We estimate between 3 - 5 months before your builder can start on site. This estimate is based on 2 - 5 weeks designing in preparation for a planning application, 8 weeks consultation period with the local authority and 2 - 5 weeks compiling a building regulation and construction package. If the design is complex and third parties are involved, then the process could take longer.
If you have gained planning permission, you do not need to carry out the works in one go. Many clients do not have all the necessary funds to carry out the works in one go therefore you are entitled to carry works in phases. An example would be to carry out a two storey extension first and build the single storey rear extension when the funds are in the place.
There is the option of progressing the project for building regulations and construction purposes, however carrying out the work would be at risk as planning permission has not been granted by the council.

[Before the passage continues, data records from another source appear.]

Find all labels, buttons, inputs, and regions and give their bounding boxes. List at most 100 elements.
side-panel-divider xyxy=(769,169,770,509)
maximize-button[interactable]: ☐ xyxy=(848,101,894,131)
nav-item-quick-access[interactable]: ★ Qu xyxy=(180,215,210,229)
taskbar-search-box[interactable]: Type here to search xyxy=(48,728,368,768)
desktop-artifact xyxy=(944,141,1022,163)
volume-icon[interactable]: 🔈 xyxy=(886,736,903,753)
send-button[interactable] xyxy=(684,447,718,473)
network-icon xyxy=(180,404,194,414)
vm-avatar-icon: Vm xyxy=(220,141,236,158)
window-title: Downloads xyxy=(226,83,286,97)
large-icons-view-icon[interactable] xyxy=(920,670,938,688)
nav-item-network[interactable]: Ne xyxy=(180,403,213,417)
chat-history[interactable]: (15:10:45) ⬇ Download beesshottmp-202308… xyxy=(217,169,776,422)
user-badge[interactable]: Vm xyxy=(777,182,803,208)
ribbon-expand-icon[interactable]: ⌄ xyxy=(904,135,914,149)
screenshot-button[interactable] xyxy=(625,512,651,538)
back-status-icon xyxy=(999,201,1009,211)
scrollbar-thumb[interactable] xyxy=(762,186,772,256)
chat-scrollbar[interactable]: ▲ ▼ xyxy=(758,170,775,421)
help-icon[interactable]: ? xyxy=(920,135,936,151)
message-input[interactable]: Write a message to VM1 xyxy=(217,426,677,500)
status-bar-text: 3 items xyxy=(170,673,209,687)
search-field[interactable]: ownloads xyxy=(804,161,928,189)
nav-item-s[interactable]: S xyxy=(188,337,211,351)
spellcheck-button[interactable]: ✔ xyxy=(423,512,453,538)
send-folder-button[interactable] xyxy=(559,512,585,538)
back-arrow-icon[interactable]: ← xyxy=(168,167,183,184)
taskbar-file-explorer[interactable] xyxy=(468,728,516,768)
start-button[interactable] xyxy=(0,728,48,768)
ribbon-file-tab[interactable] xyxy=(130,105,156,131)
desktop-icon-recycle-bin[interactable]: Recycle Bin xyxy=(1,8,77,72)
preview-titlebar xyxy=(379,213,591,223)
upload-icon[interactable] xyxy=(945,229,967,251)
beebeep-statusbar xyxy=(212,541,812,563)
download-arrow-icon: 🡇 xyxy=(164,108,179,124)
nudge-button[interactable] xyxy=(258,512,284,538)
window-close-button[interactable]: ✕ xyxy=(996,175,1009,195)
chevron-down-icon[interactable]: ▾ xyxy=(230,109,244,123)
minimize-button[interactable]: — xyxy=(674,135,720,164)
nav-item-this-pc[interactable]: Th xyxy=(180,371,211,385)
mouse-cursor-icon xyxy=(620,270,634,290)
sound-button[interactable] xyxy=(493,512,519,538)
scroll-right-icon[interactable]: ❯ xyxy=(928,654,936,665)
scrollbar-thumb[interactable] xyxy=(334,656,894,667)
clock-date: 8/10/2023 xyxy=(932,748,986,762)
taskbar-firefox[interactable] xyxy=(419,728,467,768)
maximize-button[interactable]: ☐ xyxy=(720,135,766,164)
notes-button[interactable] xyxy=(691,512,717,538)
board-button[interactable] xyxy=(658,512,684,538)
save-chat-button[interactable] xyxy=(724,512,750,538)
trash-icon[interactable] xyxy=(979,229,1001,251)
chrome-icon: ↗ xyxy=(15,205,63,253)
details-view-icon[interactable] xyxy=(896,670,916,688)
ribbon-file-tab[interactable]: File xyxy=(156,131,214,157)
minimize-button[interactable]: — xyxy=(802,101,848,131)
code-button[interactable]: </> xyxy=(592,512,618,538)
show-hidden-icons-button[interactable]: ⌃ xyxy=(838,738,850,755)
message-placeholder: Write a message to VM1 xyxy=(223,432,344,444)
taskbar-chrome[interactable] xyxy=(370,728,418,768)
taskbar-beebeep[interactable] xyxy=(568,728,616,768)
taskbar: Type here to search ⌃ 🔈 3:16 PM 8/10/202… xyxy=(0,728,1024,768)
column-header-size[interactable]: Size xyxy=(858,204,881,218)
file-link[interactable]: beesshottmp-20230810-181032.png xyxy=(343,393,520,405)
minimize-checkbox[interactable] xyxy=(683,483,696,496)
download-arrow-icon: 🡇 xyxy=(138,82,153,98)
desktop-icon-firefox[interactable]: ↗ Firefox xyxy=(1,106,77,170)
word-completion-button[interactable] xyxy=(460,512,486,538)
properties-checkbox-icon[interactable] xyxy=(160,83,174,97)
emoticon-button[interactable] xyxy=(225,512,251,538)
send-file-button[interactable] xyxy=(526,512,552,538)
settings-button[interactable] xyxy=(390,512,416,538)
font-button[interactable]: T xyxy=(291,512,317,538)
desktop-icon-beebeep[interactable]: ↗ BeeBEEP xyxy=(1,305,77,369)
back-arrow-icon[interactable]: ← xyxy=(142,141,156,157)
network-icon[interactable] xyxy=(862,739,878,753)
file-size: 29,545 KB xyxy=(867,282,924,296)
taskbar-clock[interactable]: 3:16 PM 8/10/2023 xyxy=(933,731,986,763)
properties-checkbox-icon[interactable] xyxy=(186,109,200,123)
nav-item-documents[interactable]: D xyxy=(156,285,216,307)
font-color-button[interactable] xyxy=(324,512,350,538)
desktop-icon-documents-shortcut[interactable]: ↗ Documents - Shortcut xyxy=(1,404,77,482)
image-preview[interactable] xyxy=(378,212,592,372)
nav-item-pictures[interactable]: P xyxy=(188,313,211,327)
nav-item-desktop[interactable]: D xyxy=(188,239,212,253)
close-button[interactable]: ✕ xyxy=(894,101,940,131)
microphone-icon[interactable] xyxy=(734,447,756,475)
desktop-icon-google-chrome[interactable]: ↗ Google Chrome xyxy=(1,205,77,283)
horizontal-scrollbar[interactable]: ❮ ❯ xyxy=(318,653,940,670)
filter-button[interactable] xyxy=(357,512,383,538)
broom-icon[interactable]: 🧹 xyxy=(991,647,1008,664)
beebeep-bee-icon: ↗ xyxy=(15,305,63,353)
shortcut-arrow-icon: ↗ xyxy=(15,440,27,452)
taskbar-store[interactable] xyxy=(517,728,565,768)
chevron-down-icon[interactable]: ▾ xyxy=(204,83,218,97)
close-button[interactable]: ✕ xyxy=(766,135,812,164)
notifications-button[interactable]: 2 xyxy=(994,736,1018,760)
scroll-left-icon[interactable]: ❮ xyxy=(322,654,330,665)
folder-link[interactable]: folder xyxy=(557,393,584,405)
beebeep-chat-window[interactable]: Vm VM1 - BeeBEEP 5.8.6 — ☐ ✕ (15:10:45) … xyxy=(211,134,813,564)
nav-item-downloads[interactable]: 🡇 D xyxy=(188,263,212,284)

If there are any changes to be made to the drawings submitted as part of the planning application, we need to be aware of these as soon as possible. This is because once a planning application is lodged, the planning application will be consulted to neighbours, parish and various departments within council. If the changes to the drawings are not made in good time, the council can request an extension of time to reconsult the planning application.
If you decide against an extension of time, the council can approve or refuse the application on reasonable grounds for not reconsulting the necessary parties. We always ask for your permission before agreeing an extension of time with the planning officer, who will revise their decision date to determine the planning application.
The Planning officer dealing with the submitted planning application has the delegated power of authority to make a decision based on the criteria submitted. This proceedure is very common with simple planning applications such as a household extension.
A Planning Committee is made of local councillors that determine a small number of planning applications. It is in the public interest of the council to have these arrangements in place to ensure there are no significant planning issues in the local area and wider context. If the planning application is complex or hold a great concern for the area, one of the councillors could request the planning application be brought forward infront of the planning committee. The planning officer involved with the planning application will recommend a decision to the planning committee, however the final decision will be a vote from the local councillors.
No, we do not need to visit the property again as we took all the measurements and photographs from our initial measured building survey.
If the planning application is approved, it is likely that there will be planning conditions attached to the planning permission. These usually consist of a requirement to obtain local authority approval such as materials samples, drainage design, vehicle manoeuvring to just name a few. The council will request further information to be submitted in order to comply with that planning condition.
A vast majority of household extensions will receive a few planning conditions but these is standard with any planning permission.
The main three planning conditions involved with household extensions is to begin development with in three years, work in accordance with the drawings submitted with the planning application and to ensure that you use external facing materials that match and correspond with the existing building.
No, these planning conditions are in your interest to make sure you comply with them. If for any reason that you do not comply with them, whether the design has changed from the original planning drawings, using materials that do not match with the existing property or not starting with in three years, the council can take further action.
Planning permission lasts for three years from the date the decision is made. If you start building with in the three year period, you have triggered the planning permisson and therefore there is no time limit to complete the build.